鈴木傾城先生「グッドナイト・アイリーン」KDP読書感想文

 鈴木傾城先生の名前は、KDP作家界隈に限らないある種の界隈ではタブー視されているようだ。「ダークネス」「ブラックアジア」で計200万ビュー/月のサイトを主催している方だ。
2ちゃんねるの経済板にスレが立っていて叩かれているものの、東南アジアを主題にした鈴木傾城先生の作品はクーロン黒沢氏らの作品と同じ読者層に熱く支持を集めているのである。

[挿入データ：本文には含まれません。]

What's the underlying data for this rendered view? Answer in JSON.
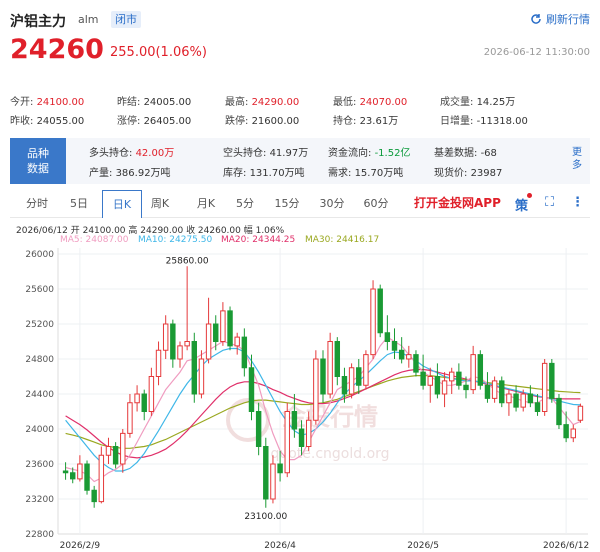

 本作、グッドナイト・アイリーンの舞台は東南アジアではなく町田のちょんの間である。
夜の街のある種のリアルをそのまま物語った小説であり、そこにはフィクションっぽい歯の浮くような何かはない。
確かな臭いのある現実そのものが語られ、そしてその結末もまた、哀しいほど現実的なものである。日本中の、あるいは世界中の夜の街において
時代を問わずに繰り返されてきたある種の業(カルマ)のようなものがただ徹頭徹尾、端的な筆致によって表わされている。
 徹底して異邦人として描かれる彼女たちに、読者はほとんど共感を感じられないであろうが、にも関わらず、あるいはであるがこそ、そこに
ハッキリと克明な人間そのもの、ウィトゲンシュタインがいう「他者」そのものが文章の中で生命力を発揮し屹立する様を目の当たりにすることになる。